The weekend’s blogstorm was more of a storm in a teacup, but here’s the key thing. You can’t fault the reaction of ANY of the bloggers involved. Om Malik felt like he had let down his readers, so apologized and pulled the ads. Great, Malik knows exactly the experience he wants to give his readers and he acted accordingly. Meanwhile, Michael Arrington chose to brush it all off and refused to make any changes. Just as great! Like Malik, Arrington knows exactly the experience he wants to give TechCrunch readers.

One last observation. How ironic that bloggers are being asked to be transparent in their business dealings, when bloggers tend to be the most transparent of all (citizen) journalists?

Mainstream media (which includes CNET) have set their own rules of engagement. Just because the other kids get to play by different rules, doesn’t mean you can try and spoil the party.

Now it’s your turn, weigh-in with your thoughts.

  • “Long time readers will know too well that I hate any attempts to try and mold the blogosphere into a controlled medium with strict rules and regulations.”

    Or, it seems, ethics: because that’s what we’re talking about here.
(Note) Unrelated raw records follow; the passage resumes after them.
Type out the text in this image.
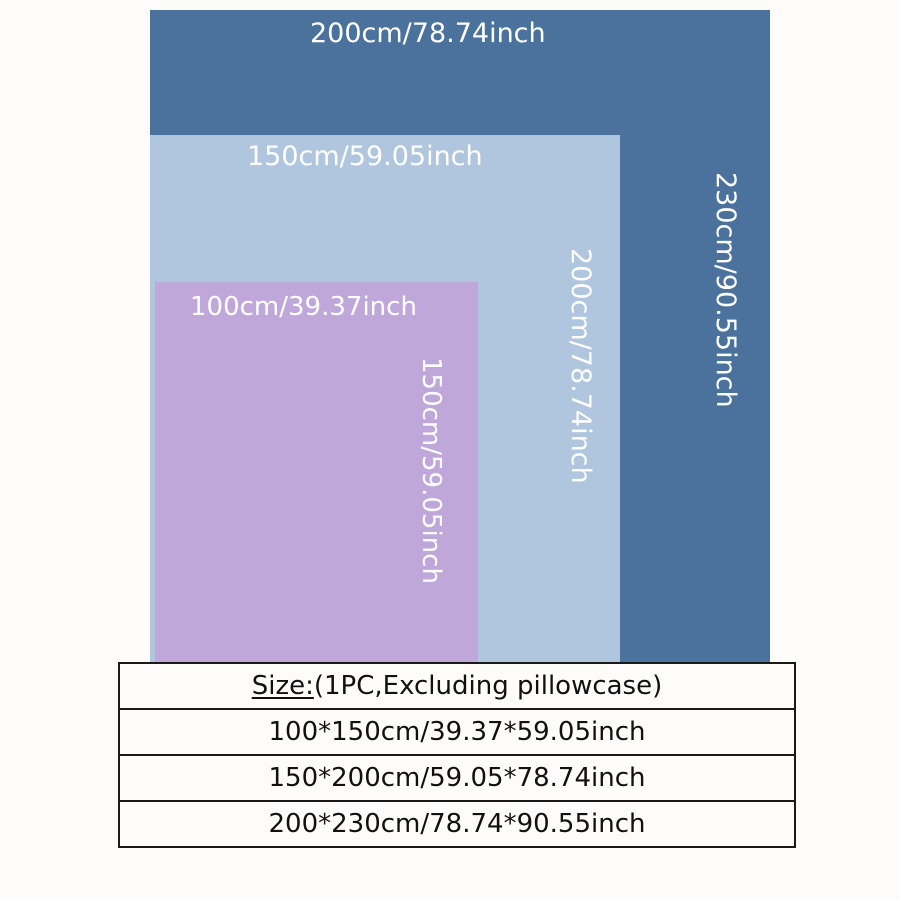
200cm/78.74inch
230cm/90.55inch
150cm/59.05inch
200cm/78.74inch
100cm/39.37inch
150cm/59.05inch
Size: (1PC,Excluding pillowcase)
100*150cm/39.37*59.05inch
150*200cm/59.05*78.74inch
200*230cm/78.74*90.55inch
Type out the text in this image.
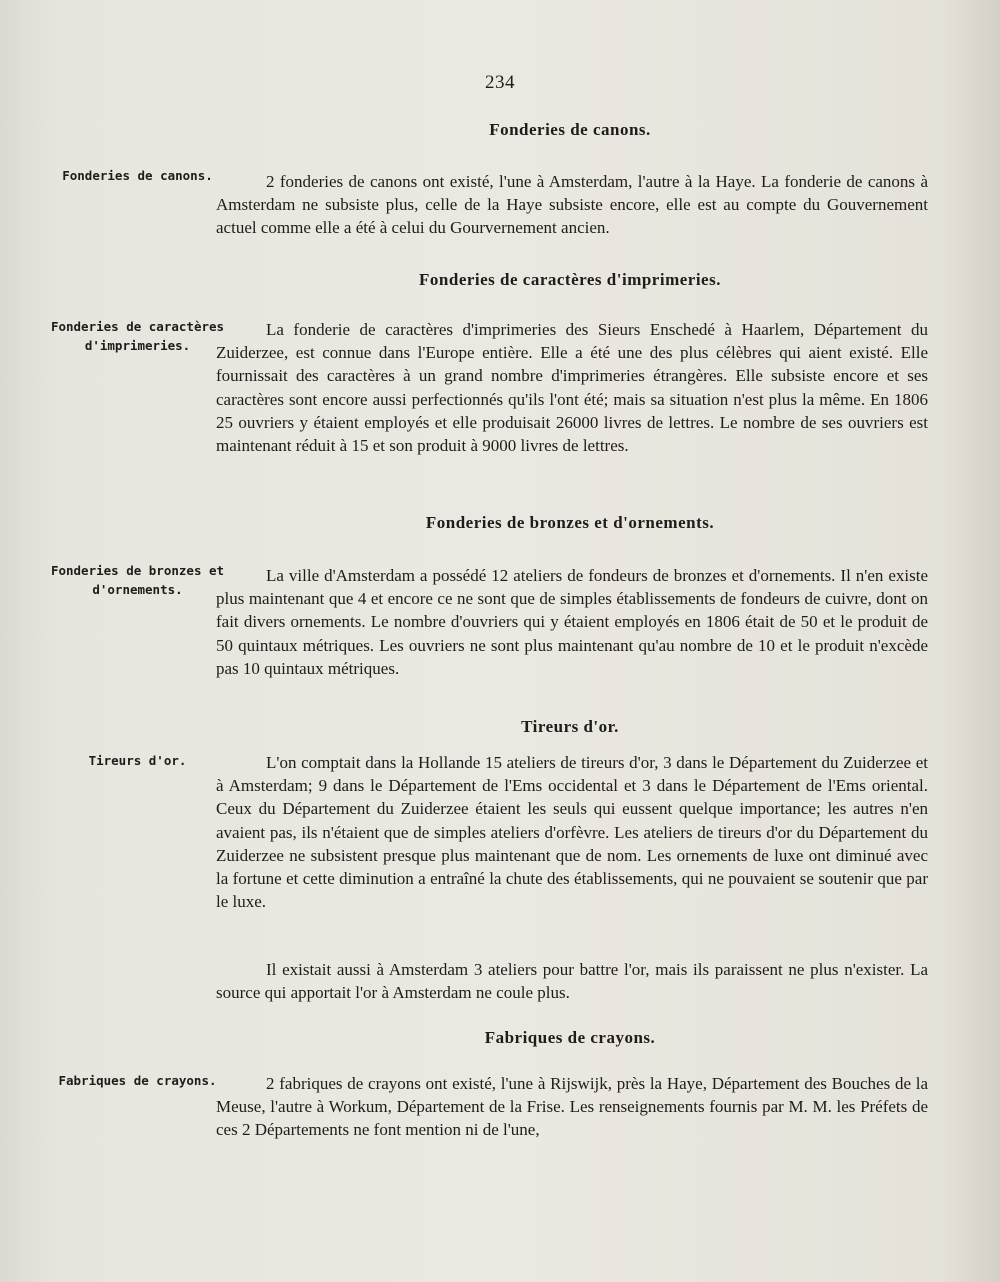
234
Fonderies de canons.
Fonderies de canons.	2 fonderies de canons ont existé, l'une à Amsterdam, l'autre à la Haye. La fonderie de canons à Amsterdam ne subsiste plus, celle de la Haye subsiste encore, elle est au compte du Gouvernement actuel comme elle a été à celui du Gourvernement ancien.

Fonderies de caractères d'imprimeries.
Fonderies de caractères d'imprimeries.

La fonderie de caractères d'imprimeries des Sieurs Enschedé à Haarlem, Département du Zuiderzee, est connue dans l'Europe entière. Elle a été une des plus célèbres qui aient existé. Elle fournissait des caractères à un grand nombre d'imprimeries étrangères. Elle subsiste encore et ses caractères sont encore aussi perfectionnés qu'ils l'ont été; mais sa situation n'est plus la même. En 1806 25 ouvriers y étaient employés et elle produisait 26000 livres de lettres. Le nombre de ses ouvriers est maintenant réduit à 15 et son produit à 9000 livres de lettres.

Fonderies de bronzes et d'ornements.
Fonderies de bronzes et d'ornements.

La ville d'Amsterdam a possédé 12 ateliers de fondeurs de bronzes et d'ornements. Il n'en existe plus maintenant que 4 et encore ce ne sont que de simples établissements de fondeurs de cuivre, dont on fait divers ornements. Le nombre d'ouvriers qui y étaient employés en 1806 était de 50 et le produit de 50 quintaux métriques. Les ouvriers ne sont plus maintenant qu'au nombre de 10 et le produit n'excède pas 10 quintaux métriques.

Tireurs d'or.
Tireurs d'or.	L'on comptait dans la Hollande 15 ateliers de tireurs d'or, 3 dans le Département du Zuiderzee et à Amsterdam; 9 dans le Département de l'Ems occidental et 3 dans le Département de l'Ems oriental. Ceux du Département du Zuiderzee étaient les seuls qui eussent quelque importance; les autres n'en avaient pas, ils n'étaient que de simples ateliers d'orfèvre. Les ateliers de tireurs d'or du Département du Zuiderzee ne subsistent presque plus maintenant que de nom. Les ornements de luxe ont diminué avec la fortune et cette diminution a entraîné la chute des établissements, qui ne pouvaient se soutenir que par le luxe.

Il existait aussi à Amsterdam 3 ateliers pour battre l'or, mais ils paraissent ne plus n'exister. La source qui apportait l'or à Amsterdam ne coule plus.

Fabriques de crayons.
Fabriques de crayons.	2 fabriques de crayons ont existé, l'une à Rijswijk, près la Haye, Département des Bouches de la Meuse, l'autre à Workum, Département de la Frise. Les renseignements fournis par M. M. les Préfets de ces 2 Départements ne font mention ni de l'une,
  • Each individual blog should set their own standards (if they feel they need to) and that should be the end of it.

  • @Ian – yep, even ethics. Personally, my reputation (and my ethics) are more important than a paycheck (I’ve walked away from two companies and one blog over ethics) but I still don’t think we should start regulating blogs. I agree with Fitness guy, blogs should set their own standards.

  • Precisely my point, Andy. The issue at hand is that many of the blog posters who took part in the FM/Microsoft campaign have consistently claimed that they are more “credible” than mainstream media outlets. This is especially true of Mike A.

    Yes, blogs should set their own standards. But if they’re throwing stones at the credibility of mainstream media, they’d better make sure that the standards they set are very high. People living in glass houses… 🙂

  • Blogs should be essentially self-regulating. I could see imposing some restrictions on predatory practices (though even these are likely to get caught and exposed by the blogosphere before any regulatory committee even notices them), but generally readers are able to decide if a blog is providing the information and attitude they want.

    The key is consistency of statement and action. We should strive for it as writers and demand it as readers. Blogs that are consistent should succeed, but if they don’t . . . well, so it goes. Some mainstream news outlets are notoriously inconsistent and still successful. There is no accounting for taste.

  • I agree with you, Andy. The whole idea of the blogosphere is that you’re able to write about that which makes your heart beat faster. With that passion comes a particular insight, comments, etc. Who has the right to hush freedom of speech (or freedom of blog)? Nobody does.

    Keep up the great blog, Andy. Keep doing it your way 😉

  • I agree with the idea that the more people try to wrestle blogging into a contained medium with strict rules, the less effective it will be in the end. Every blog has a different purpose and that’s the beauty of it. Some blogs will want to be more like traditional media and have strict guidelines dividing editorial and advertising, while others clearly serve a business and business information purpose. I think as long as the blogger and his or her audience know what the expectations are in the individual case, then that’s the way it shall be. But to try to throw down a bunch of rules will surely spell the end of innovation in blogging. Your readers will know what your intentions are if you’re honest with them. If not, then maybe you’re blogging for the wrong reasons.

  • john caddidy

    So, if I understand your argument, it’s just fine & jiffy for so many marketing hacks and corporate shysters to pay off bloggers — and then said bloggers keep that info from their reading publics? Yuck. The critique of Arrington was correct. It’s not about how to “control” bloggers. It’s about how to make sure we, the public, get the straight dope.